- Born: July 8, 1936 New York City, US
- Died: August 28, 2019 (aged 83) Santa Barbara, California, US
- Education: Yale University

= Edward Easton =

American politician

Edward Easton (July 8, 1936 – August 28, 2019) was an American politician who earned a Bachelor of Arts in Political Science in 1958 and a Master's degree in Architecture from Yale University in 1965. Representing the Democratic Party, he was elected to the Goleta City Council of Goleta, California, in 2008 through 2014, and served a term as the city's Mayor in 2012.

==Early life==

Easton was born in New York City and was raised in Connecticut. He married Carolyn R. Williams in 1959. As a couple, the Eastons moved to the South Coast in 2000 and settled in Goleta, California.

==Business career==

While earning his master's degree in architecture from Yale University in 1965, Easton worked on redevelopment projects for the City of New Haven, Connecticut on the City Plan Commission. Easton thereafter became an architect in Charlotte, North Carolina in 1968. In 1971, Easton worked as the Program Development Director and the Director of Regional Planning for the Centralina Council of Governments.

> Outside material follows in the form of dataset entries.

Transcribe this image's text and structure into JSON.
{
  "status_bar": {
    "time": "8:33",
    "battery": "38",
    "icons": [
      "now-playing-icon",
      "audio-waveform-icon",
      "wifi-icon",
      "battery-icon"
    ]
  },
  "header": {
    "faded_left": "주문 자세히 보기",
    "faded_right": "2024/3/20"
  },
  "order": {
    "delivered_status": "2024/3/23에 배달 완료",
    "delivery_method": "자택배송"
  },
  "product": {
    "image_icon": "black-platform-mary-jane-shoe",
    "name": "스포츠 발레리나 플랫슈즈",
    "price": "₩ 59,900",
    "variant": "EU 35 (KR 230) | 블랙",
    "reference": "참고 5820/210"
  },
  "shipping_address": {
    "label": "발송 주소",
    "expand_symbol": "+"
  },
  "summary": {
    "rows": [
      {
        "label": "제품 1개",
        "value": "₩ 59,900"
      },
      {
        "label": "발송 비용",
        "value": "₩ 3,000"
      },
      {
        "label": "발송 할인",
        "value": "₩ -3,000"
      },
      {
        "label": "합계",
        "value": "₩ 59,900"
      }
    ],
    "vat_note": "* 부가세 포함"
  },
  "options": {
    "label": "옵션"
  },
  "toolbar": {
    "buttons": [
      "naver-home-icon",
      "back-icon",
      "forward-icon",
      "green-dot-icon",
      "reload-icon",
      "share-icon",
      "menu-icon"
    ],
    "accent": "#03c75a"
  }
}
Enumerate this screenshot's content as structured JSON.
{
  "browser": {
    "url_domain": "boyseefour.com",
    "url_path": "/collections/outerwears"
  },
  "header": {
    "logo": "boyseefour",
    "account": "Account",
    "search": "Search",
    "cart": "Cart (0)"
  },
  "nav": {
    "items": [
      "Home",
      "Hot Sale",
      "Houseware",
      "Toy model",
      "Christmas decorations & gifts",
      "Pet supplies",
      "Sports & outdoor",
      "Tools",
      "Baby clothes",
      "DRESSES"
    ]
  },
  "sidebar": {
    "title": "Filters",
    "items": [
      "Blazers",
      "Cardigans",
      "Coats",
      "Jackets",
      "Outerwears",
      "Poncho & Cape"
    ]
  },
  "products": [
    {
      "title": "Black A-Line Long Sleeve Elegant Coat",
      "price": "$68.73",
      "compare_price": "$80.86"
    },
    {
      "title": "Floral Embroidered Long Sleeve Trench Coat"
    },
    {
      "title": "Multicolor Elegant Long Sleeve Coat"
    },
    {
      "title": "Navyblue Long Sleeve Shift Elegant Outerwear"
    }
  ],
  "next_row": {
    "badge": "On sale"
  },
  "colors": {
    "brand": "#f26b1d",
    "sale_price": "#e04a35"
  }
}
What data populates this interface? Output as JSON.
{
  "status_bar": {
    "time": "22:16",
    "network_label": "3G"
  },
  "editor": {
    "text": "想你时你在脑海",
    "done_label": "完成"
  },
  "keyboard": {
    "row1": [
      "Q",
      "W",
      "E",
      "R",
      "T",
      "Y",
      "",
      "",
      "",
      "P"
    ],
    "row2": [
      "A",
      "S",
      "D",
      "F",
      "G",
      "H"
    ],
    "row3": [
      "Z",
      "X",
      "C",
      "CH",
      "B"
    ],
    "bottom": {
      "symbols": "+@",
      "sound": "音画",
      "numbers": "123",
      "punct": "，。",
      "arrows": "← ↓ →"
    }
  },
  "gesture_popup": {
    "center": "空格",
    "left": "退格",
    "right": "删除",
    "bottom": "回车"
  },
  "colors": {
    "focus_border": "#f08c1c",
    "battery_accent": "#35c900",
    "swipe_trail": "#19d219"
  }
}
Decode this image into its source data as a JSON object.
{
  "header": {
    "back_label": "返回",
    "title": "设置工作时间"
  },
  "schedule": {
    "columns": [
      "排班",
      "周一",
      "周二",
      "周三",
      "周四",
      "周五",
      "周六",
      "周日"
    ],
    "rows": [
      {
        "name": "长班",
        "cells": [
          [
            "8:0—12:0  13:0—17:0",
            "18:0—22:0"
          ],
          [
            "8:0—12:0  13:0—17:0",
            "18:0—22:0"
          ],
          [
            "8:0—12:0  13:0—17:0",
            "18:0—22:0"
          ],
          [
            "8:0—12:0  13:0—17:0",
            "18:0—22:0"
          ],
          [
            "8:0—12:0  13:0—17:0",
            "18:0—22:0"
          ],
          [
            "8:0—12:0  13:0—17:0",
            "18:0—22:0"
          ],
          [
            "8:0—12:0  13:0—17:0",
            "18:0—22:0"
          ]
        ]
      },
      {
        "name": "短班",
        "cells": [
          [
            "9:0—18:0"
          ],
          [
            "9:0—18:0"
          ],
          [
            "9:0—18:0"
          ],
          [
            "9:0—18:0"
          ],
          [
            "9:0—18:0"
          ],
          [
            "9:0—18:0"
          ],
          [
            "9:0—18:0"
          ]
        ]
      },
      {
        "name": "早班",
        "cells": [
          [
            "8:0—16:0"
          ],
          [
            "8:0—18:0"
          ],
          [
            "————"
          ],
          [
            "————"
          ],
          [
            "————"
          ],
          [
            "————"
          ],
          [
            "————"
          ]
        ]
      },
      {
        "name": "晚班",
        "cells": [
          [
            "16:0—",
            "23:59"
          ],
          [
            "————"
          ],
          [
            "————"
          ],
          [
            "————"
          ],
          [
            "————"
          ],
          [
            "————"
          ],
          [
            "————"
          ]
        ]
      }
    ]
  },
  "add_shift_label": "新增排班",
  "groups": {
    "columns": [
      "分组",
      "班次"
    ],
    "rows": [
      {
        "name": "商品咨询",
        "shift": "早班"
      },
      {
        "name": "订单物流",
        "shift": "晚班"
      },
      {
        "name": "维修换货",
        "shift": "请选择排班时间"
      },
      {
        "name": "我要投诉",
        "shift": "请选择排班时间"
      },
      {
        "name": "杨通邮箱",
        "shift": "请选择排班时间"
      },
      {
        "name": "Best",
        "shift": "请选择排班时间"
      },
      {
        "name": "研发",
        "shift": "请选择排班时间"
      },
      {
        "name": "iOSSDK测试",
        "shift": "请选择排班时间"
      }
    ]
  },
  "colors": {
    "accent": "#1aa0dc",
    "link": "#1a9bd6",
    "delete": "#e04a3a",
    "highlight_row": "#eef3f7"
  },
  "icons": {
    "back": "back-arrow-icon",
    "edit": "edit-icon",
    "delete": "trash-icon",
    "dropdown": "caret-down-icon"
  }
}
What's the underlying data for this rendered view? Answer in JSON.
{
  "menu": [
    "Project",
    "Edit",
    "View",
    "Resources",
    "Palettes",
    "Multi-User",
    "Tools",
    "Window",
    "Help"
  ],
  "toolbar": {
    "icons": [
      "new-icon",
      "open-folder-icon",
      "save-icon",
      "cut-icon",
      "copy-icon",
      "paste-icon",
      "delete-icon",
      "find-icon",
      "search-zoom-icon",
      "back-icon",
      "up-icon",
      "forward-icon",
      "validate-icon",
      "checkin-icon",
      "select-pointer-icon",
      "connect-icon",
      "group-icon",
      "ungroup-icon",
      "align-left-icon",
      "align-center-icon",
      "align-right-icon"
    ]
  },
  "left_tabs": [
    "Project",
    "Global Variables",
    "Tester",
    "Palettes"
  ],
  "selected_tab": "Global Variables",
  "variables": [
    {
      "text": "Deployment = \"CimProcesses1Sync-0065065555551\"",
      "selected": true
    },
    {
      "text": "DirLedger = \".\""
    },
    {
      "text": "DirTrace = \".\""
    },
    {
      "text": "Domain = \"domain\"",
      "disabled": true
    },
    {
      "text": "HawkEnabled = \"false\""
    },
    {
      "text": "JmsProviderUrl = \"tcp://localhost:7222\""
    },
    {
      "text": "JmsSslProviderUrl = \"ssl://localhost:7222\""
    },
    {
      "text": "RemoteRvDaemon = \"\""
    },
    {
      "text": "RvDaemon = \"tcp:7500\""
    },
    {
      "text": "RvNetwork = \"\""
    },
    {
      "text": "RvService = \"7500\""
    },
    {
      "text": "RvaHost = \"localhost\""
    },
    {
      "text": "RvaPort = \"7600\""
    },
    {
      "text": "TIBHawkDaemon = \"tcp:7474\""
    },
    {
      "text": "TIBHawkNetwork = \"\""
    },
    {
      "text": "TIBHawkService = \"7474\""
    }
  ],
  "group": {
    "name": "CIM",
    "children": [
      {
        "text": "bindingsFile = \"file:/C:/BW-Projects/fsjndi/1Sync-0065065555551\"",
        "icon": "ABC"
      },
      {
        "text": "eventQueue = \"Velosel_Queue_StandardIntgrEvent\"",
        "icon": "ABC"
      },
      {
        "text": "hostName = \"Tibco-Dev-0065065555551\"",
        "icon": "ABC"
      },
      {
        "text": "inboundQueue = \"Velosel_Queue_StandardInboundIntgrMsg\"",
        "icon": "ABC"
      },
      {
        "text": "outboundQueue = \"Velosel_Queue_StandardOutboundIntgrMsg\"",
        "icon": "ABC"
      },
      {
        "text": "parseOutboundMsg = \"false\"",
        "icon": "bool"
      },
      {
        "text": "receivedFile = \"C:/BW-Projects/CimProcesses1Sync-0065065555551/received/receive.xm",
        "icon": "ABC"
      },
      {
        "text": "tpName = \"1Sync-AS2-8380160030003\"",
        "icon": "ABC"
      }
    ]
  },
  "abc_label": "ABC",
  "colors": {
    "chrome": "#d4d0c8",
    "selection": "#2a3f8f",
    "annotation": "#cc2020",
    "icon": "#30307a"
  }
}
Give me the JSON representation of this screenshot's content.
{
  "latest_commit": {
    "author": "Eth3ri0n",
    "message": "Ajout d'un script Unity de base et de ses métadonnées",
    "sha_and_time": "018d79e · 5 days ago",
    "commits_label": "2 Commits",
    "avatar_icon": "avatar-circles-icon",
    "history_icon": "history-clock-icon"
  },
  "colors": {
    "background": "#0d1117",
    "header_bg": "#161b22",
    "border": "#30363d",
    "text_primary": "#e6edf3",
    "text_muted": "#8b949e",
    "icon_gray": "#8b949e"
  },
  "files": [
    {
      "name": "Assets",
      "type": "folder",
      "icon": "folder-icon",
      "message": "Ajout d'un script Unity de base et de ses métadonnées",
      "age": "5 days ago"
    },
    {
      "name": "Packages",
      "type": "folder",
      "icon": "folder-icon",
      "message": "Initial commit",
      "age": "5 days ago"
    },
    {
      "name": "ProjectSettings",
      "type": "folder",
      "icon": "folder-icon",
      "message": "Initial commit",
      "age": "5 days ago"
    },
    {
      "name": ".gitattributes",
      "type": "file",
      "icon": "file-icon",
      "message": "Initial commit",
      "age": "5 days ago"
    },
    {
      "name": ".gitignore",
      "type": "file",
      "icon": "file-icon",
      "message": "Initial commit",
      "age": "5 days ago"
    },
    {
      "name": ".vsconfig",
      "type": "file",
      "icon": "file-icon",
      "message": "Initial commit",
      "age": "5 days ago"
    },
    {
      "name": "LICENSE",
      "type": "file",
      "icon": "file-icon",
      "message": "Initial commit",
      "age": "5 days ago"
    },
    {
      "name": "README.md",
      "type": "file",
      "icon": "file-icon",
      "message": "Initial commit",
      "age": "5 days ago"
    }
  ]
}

Easton also worked on various wilderness campaigns, founded the Central Piedmont Group of the Sierra Club in Charlotte, and became the Appalachian Regional Vice President of the Sierra Club in the later 1970s. Afterwards, Easton worked for the National Wildlife Federation and became the chief executive officer of the Institute for Conservation Leadership from 1979 to the 1990s.

==2008 election==

Easton was sworn in as a new Goleta City Council Member in December 2008 in Goleta, California.

==2012 election==

Easton ran unopposed for re-election to the Goleta City Council 2012 in Goleta, California and served a term as Mayor of Goleta following his reelection.

==Retirement==
After his stint as Mayor, Easton intended to serve out his term on the Goleta City Council, but had to step down in 2014 after purchasing a home outside the Goleta city limits, which made him ineligible to serve on the council. He died following complications from a stroke on August 28, 2019.